We All Know the Rich Don’t Need Tax Cuts

Photo by Darya Mead | CC BY 2.0

The Republican tax plan has plenty of critics, but not enough it seems. And the plan’s critics in Congress, where the battle is being waged, seem unable or unwilling to attack the plan where it is most vulnerable. Neither does the corporate media (most everything) strike where it will do the most good. Instead it poses periphery questions such as, ‘who will the winners and losers be’, followed by the box scores.

The trouble with this question of winners and losers is it only makes sense in a game that has started even. It also assures that the conditions before the game begins — the rich being rich and the poor being poor — need not enter into the discussion, distancing it from the outcomes of the plan if enacted.

Proponents of the plan must find this line of criticism to their liking. The answer they come up with — the best and only answer — is that the plan reduces everyone’s taxes. They then place an asterisk next to “everyone” and go on to explain, with justification, that by “everyone” of course they do not mean literally everyone, that no plan could possibly do that, but that, in this plan, there are cuts across every spectrum of income on average.

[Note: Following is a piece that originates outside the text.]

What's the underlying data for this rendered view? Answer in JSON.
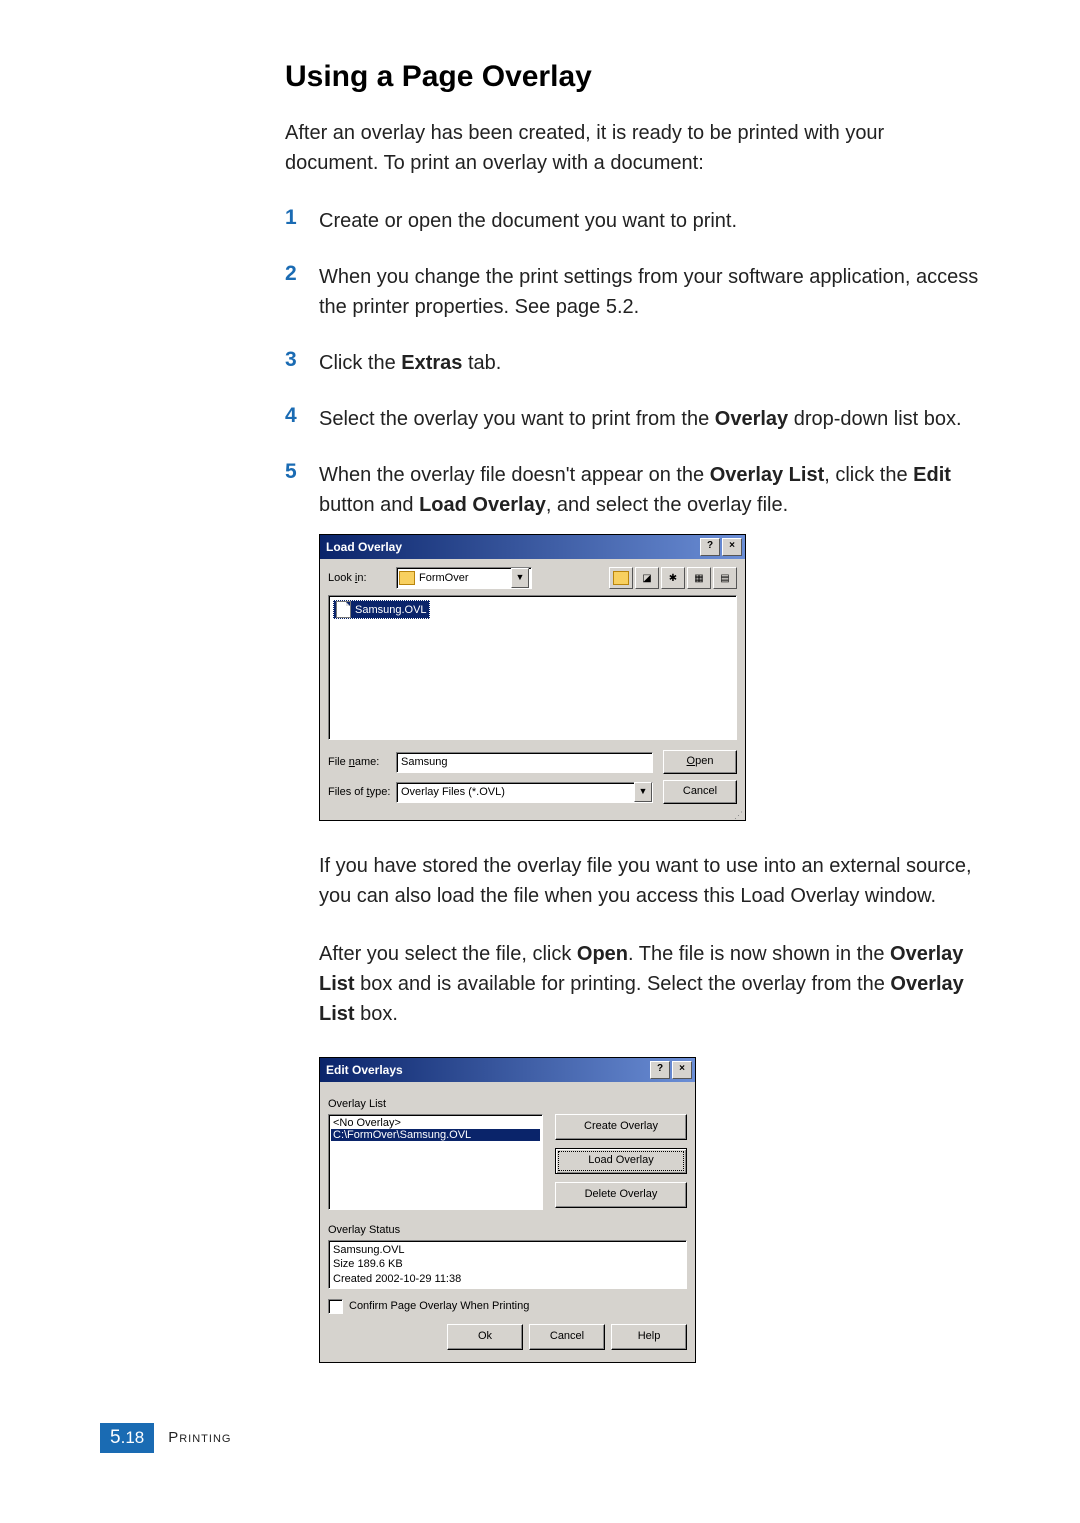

Well, this is a good argument but it’s not one that has to be argued against. If critics of the plan restrict themselves to details like outcomes then the plan is as good as enacted. It’s as if both sides agree on the main points — what’s going in — and tinkering around with the lesser points — what’s coming out.

Take the concept, “tax cut”. What does it mean, and who would want it? I think it’s fair to say that people can mean, in asking for one, that they are not holding onto enough of the money they’ve made. Following this, the people who would want it are those that feel they did not make enough. Pretty straightforward, and difficult to argue with.

Difficult, but not impossible. Some readily point out that low earners already pay very little in taxes. True enough.

As income levels rise, one can arbitrarily make any number of brackets. Low, middle, and high are favored terms of state propagandists. We have low earners and high earners, but we have only one class in our country. That is our great middle class. We don’t have a lower class here. No upper class either.

But let’s go up to it, up to the colloquial 1% and above, where spectacular earnings are the norm. Where earnings in the sense of earned income (wages) form the tiniest part of total income. Now to an examination of how the concept of a tax cut fits with this.

Do those with ultra high incomes feel that they are not holding onto enough of the money they’ve made? And do they also feel they did not make enough? To be fair, the answer to both could be yes. But since incomes at this level are not only astronomically higher than even average incomes but exponentially rising as well, there is no end in sight. That is, to answer yes to a tax cut can amount to a perpetual yes.

This is where someone has to step in! A benign parent could not grant one child unlimited resources while withholding same from the other. And a benign government could not allow unlimited resources to obtain to some few of its citizens, while so many of its other citizens suffer from their lack.

However, this is the present situation. It is astonishing that with the wealth and income disparities manifest in our country that the subject of a tax cut for the rich is not dead on arrival. It would be a third rail if polity rested with the people. A subject that could never come up.

And if one has to waste a breath on the subject of large tax cuts for giant corporations — the only kind that matters — it would be to mention that they are actually peopled by people, and it is these people: directors, officers, insiders, and shareholders that benefit from rising stock prices and dividends via ownership, and that these people suffer from the same human malady of wanting to hold onto more of their money while feeling they could be making more.

Therefore, it would be enough to enact tax cuts up to a diminishing point. It’s redistributive, but on a scale with taking a few drops of water from an ocean and dropping them into a bay. If, as expected, this does not come to pass, it would be nice to have an opposition party not merely content to debate in the austere halls, but to take it into the streets.